しかし、総大将の宋義は、圧倒的な大軍である秦軍が勢いに乗っているタイミングはリスクが大きいと判断し、進軍道中で46日間も時間を潰す。

 

 

副将の項羽は、すぐさま秦との決戦を望んでいたため、なかなか戦おうとしない宋義に業を煮やして、項羽は宋義の首を刎ね、諸将には「宋義は秦への恭順を企てたので懐王の命により誅殺した。
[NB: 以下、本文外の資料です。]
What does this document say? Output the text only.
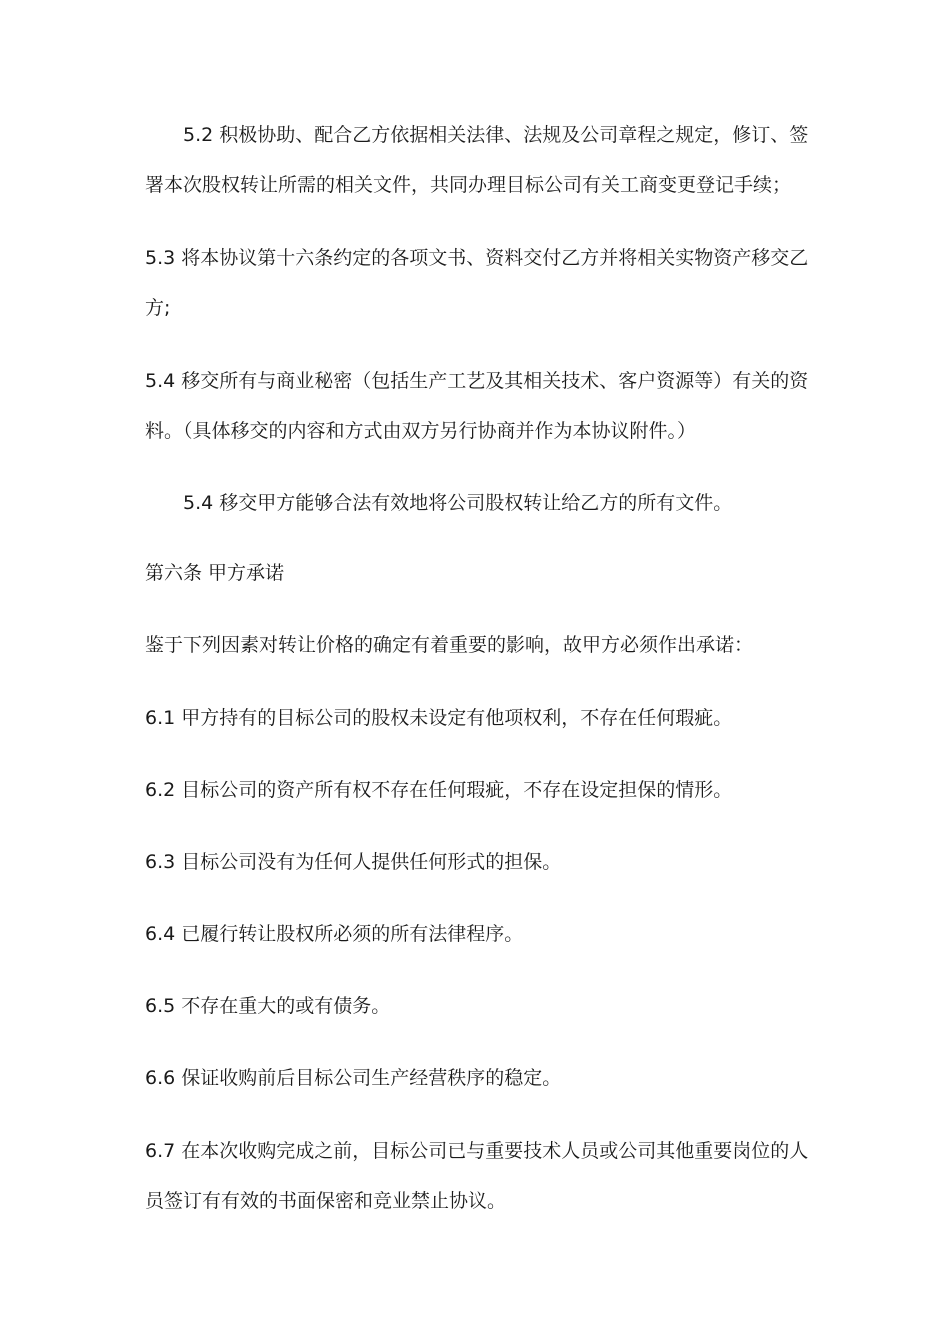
5.2 积极协助、配合乙方依据相关法律、法规及公司章程之规定，修订、签署本次股权转让所需的相关文件，共同办理目标公司有关工商变更登记手续；

5.3 将本协议第十六条约定的各项文书、资料交付乙方并将相关实物资产移交乙方;

5.4 移交所有与商业秘密（包括生产工艺及其相关技术、客户资源等）有关的资料。（具体移交的内容和方式由双方另行协商并作为本协议附件。）

5.4 移交甲方能够合法有效地将公司股权转让给乙方的所有文件。

第六条 甲方承诺

鉴于下列因素对转让价格的确定有着重要的影响，故甲方必须作出承诺：

6.1 甲方持有的目标公司的股权未设定有他项权利，不存在任何瑕疵。

6.2 目标公司的资产所有权不存在任何瑕疵，不存在设定担保的情形。

6.3 目标公司没有为任何人提供任何形式的担保。

6.4 已履行转让股权所必须的所有法律程序。

6.5 不存在重大的或有债务。

6.6 保证收购前后目标公司生产经营秩序的稳定。

6.7 在本次收购完成之前，目标公司已与重要技术人员或公司其他重要岗位的人员签订有有效的书面保密和竞业禁止协议。
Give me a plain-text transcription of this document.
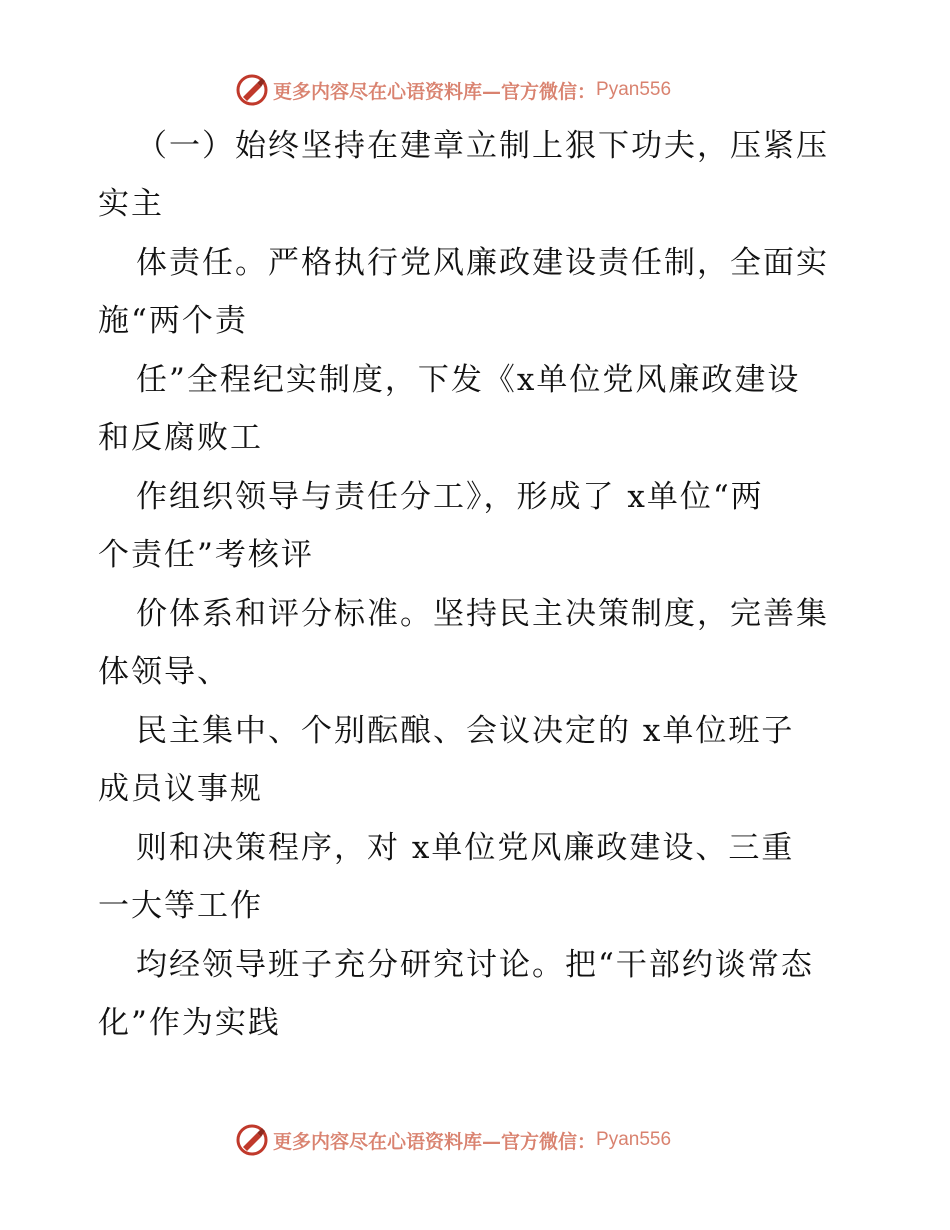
更多内容尽在心语资料库—官方微信： Pyan556
（一）始终坚持在建章立制上狠下功夫，压紧压
实主
体责任。严格执行党风廉政建设责任制，全面实
施“两个责
任”全程纪实制度，下发《x单位党风廉政建设
和反腐败工
作组织领导与责任分工》，形成了 x单位“两
个责任”考核评
价体系和评分标准。坚持民主决策制度，完善集
体领导、
民主集中、个别酝酿、会议决定的 x单位班子
成员议事规
则和决策程序，对 x单位党风廉政建设、三重
一大等工作
均经领导班子充分研究讨论。把“干部约谈常态
化”作为实践
更多内容尽在心语资料库—官方微信： Pyan556
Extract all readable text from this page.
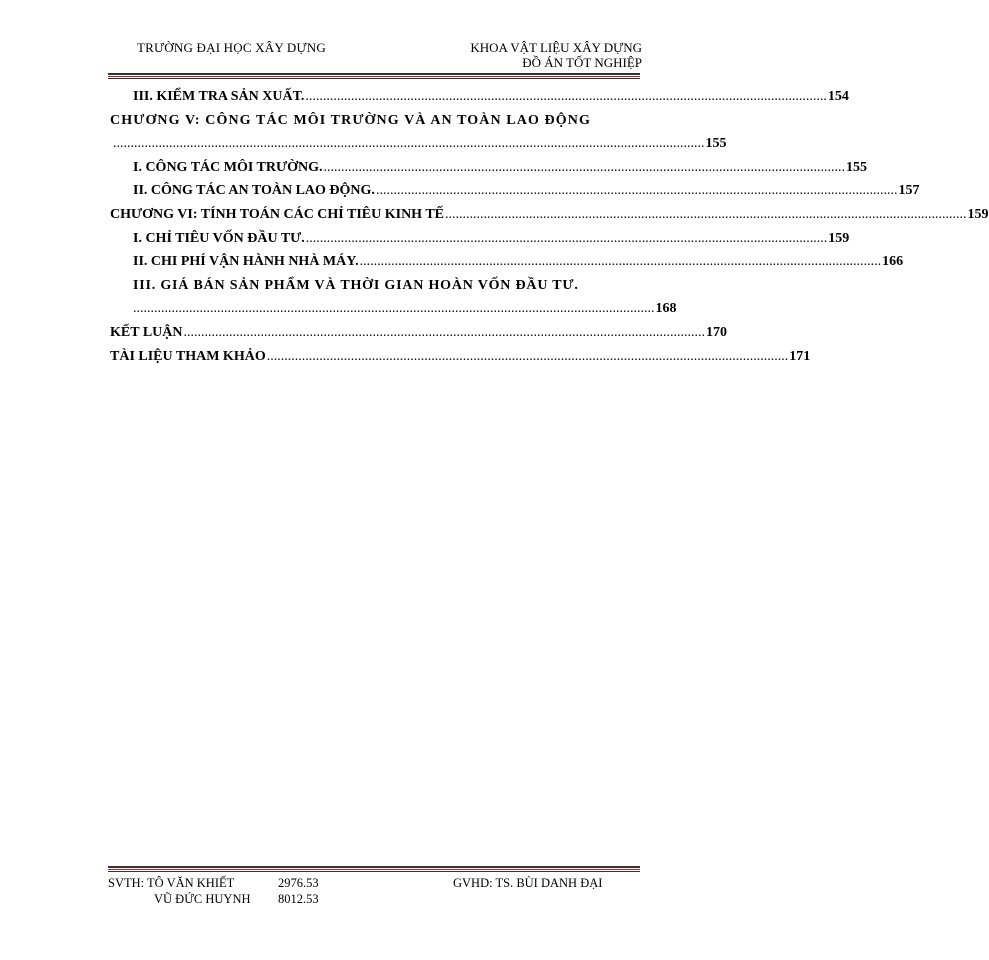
TRƯỜNG ĐẠI HỌC XÂY DỰNG	KHOA VẬT LIỆU XÂY DỰNG
ĐỒ ÁN TỐT NGHIỆP
III. KIỂM TRA SẢN XUẤT. ..................................................................................................................................................... 154
CHƯƠNG V: CÔNG TÁC MÔI TRƯỜNG VÀ AN TOÀN LAO ĐỘNG
......................................................................................................................................................................... 155
I. CÔNG TÁC MÔI TRƯỜNG. ..................................................................................................................................................... 155
II. CÔNG TÁC AN TOÀN LAO ĐỘNG. ..................................................................................................................................................... 157
CHƯƠNG VI: TÍNH TOÁN CÁC CHỈ TIÊU KINH TẾ ..................................................................................................................................................... 159
I. CHỈ TIÊU VỐN ĐẦU TƯ. ..................................................................................................................................................... 159
II. CHI PHÍ VẬN HÀNH NHÀ MÁY. ..................................................................................................................................................... 166
III. GIÁ BÁN SẢN PHẨM VÀ THỜI GIAN HOÀN VỐN ĐẦU TƯ.
..................................................................................................................................................... 168
KẾT LUẬN ..................................................................................................................................................... 170
TÀI LIỆU THAM KHẢO ..................................................................................................................................................... 171
SVTH: TÔ VĂN KHIẾT	2976.53	GVHD: TS. BÙI DANH ĐẠI
VŨ ĐỨC HUYNH 8012.53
」と説明して、自身が総大将となって鉅鹿へ進軍した。

 

項羽

 

 

項羽は腹心の英布を先行して鉅鹿に急行させるが、英布は兵力で勝る秦軍に苦戦したため、項羽は黄河を渡ると、三日分の食料だけを残して、残りの物資は船もろとも沈め、三日で決着がつかねば全滅あるのみという状態に味方を追い込んだ。

 

 

結果、項羽の軍は、倍以上の戦力である秦軍20万を撃破する。

秦軍の将軍達は、王離が捕虜となり、蘇角が戦死し、渉間が自害して、章邯も退却を余儀なくされた。

 

 

項羽が兵力で劣りながら、秦の名高い将軍・章邯に勝利したことで、項羽の軍に参加する兵がどんどん増えていき、章邯はその後9度に及ぶ項羽軍との会戦に全て敗北し、最終的に部下の説得に応じた章邯は項羽に降伏する。

 

 

項羽は秦軍の捕虜20万人を生き埋めにして皆殺しにする。

 

 

この時点で秦軍の戦力はほぼ皆無となった。

 

秦による統一以前の中国

 

懐王は項羽ら主力軍にそのまま秦の首都・咸陽まで攻め込むように命じ、この頃、懐王の勢力下に参加していた劉邦には、西回りの別働隊で咸陽を目指させる。

 

 

そして、懐王は「一番先に関中(咸陽を中心とした地域)に入った者をその地の王にする。」と宣言した。